10 Women Who Have Lost Thousands Of Dollars In LuLaRoe Explain What It Has Done To Their Families
"It's been a horrible experience. I just want it to be done. I want to pay off my loan and credit card and be done. I unfortunately don't see an end in sight any time soon."
ICYMI, the multi-level-marketing clothing company LuLaRoe is facing two class-action lawsuits from former sellers, who liken it to a "pyramid scheme."
Since BuzzFeed News reported on the lawsuits last week, dozens of people have contacted us about LuLaRoe, and the majority of them had negative experiences.
Many former and current LuLaRoee sellers told BuzzFeed News the trouble started whenLuLaRoe switched their return policy in the fall.
After promising all sellers in April that they could return unsold products for a 100% refund, including shipping fees, the company in September reverted back to their old policy, which states they would only refund 90%.
They also said they would not cover shipping fees, and would only accept clothing "in resalable condition" that was bought in the past year.
Many women told us their stories about dealing with LuLaRoe.
A spokesperson from LuLaRoe told BuzzFeed News, "LuLaRoe reviewed these claims. They are inaccurate and misleading."

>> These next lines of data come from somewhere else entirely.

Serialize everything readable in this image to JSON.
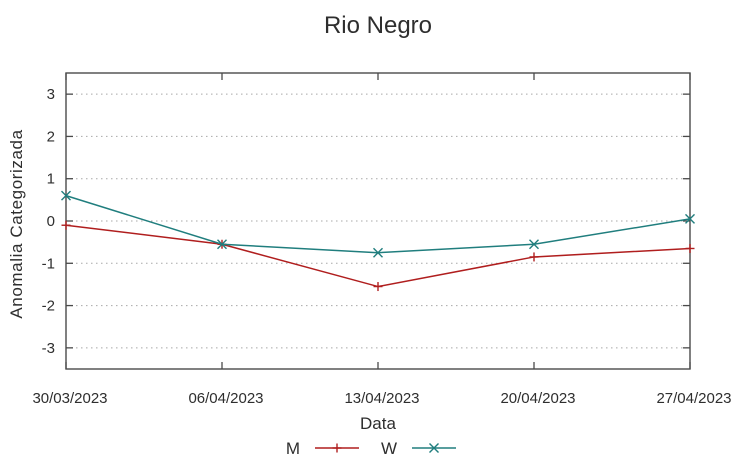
{
  "chart_data": {
    "type": "line",
    "title": "Rio Negro",
    "xlabel": "Data",
    "ylabel": "Anomalia Categorizada",
    "x": [
      "30/03/2023",
      "06/04/2023",
      "13/04/2023",
      "20/04/2023",
      "27/04/2023"
    ],
    "yticks": [
      3,
      2,
      1,
      0,
      -1,
      -2,
      -3
    ],
    "ylim": [
      -3.5,
      3.5
    ],
    "grid": true,
    "grid_style": "dotted-horizontal",
    "legend_position": "bottom-center",
    "series": [
      {
        "name": "M",
        "color": "#b01e1e",
        "marker": "plus",
        "values": [
          -0.1,
          -0.55,
          -1.55,
          -0.85,
          -0.65
        ]
      },
      {
        "name": "W",
        "color": "#207e7e",
        "marker": "cross",
        "values": [
          0.6,
          -0.55,
          -0.75,
          -0.55,
          0.05
        ]
      }
    ],
    "colors": {
      "frame": "#4a4a4a",
      "gridline": "#a8a8a8",
      "text": "#2e2e2e"
    }
  }
}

Jamie Craig, 30, from Michigan: "I invested $15,000. I never profited."
Katie Denney Martin, 31, from Aurora Colorado: "I would say I put in around $11,000. I probably only made about $4,000."
Megan Sebastian, 31: "When it's good, it's good; when it's bad, it's hell. They are worried about money and that's about it."
Kris Rowlands, 49, from Ohio. "The bottom line is that I'm out about $5,000 total, even if I do get my refund."
Hannah Mathison, 26, from Sioux Falls, South Dakota: "They suggested going into debt."
Sheila Reed, 50: "I truly spent every single penny we had in order to start up with LuLaRoe."
Kristina Carter, 25, from Windsor, New York: "I have lost at least $15,000 on my business. Everything I made went back into that business."
Rebekah Olive, 31, from Raleigh, North Carolina: "I consider it all a loss. I didn’t come out of it with money and I’m still paying off my loan."
Julie Ryan, 31, from University Place, Washington: "I estimate that in the end I will only have lost $6,000 which, sadly, makes me one of the lucky ones."
Ryan is married with no children, and started LuLaRoe in November 2016.
"At the time, the stuff was selling like crazy," she said. "Originally it was going to be an extra income gig as I worked full-time, but I lost my job just days before my kickoff party."
She invested $6,000 at first, plus about $1,000 in miscellaneous start up costs. After that, she said she spent anywhere from $400 to $2,000 a month in new inventory from December to about May.
One of the things that led her to start her business, she said, was LuLaRoe's return policy.
"They always said they would refund 90% of your investment if you decided to quit," she said. "When they changed it to 100%, they assured us that it was a policy change that was here to stay. They encouraged us to buy more inventory and we did, believing that we would be able to return merchandise we couldn't sell if we were to quit the business."
She said it is hard to say how much total she made in profit, because she was unable to sell much of her inventory for full price.
"At first, marking down to $30 for tops would generate sales, but then people started wanting lower and lower prices," she said.
She said that she now doesn't even think she will bother trying to return her merchandise, as she has heard horror stories from others.
"Because of the ever changing return policy, the long processing time, and the lack of communication from the company, I will probably not return anything to them," she said. "I'd rather sell as much as I can at discounts, and then donate the remaining decent stuff and burn the garbage prints."
She said she estimates after selling her remaining merchandise she will have lost about $6,000, "which, sadly, makes me one of the lucky ones."
"My impression of LuLaRoe is extremely negative. I think that [founder] Deanne [Stidham] originally did found the company with good intentions, but the money coming in caused good intentions to melt away and greed to take over," she said.
LuLaRoe said it is looking into her claim, and BuzzFeed News will update when they reply.
Karla, 46, from Columbus, Ohio: "My experience with them was horrible and I suspect it's the same for the other consultants bailing."
In a statement in September, LuLaRoe said it feels its return policy is "generous."
"Lularoe is working quickly to process remaining refunds," it stated. "It is a complex and time-consuming process. Each piece returned is processed and inspected, and accounting must be confirmed. Lularoe communicates regularly with each departing retailer and will continue to identify communication enhancements to those canceling their business."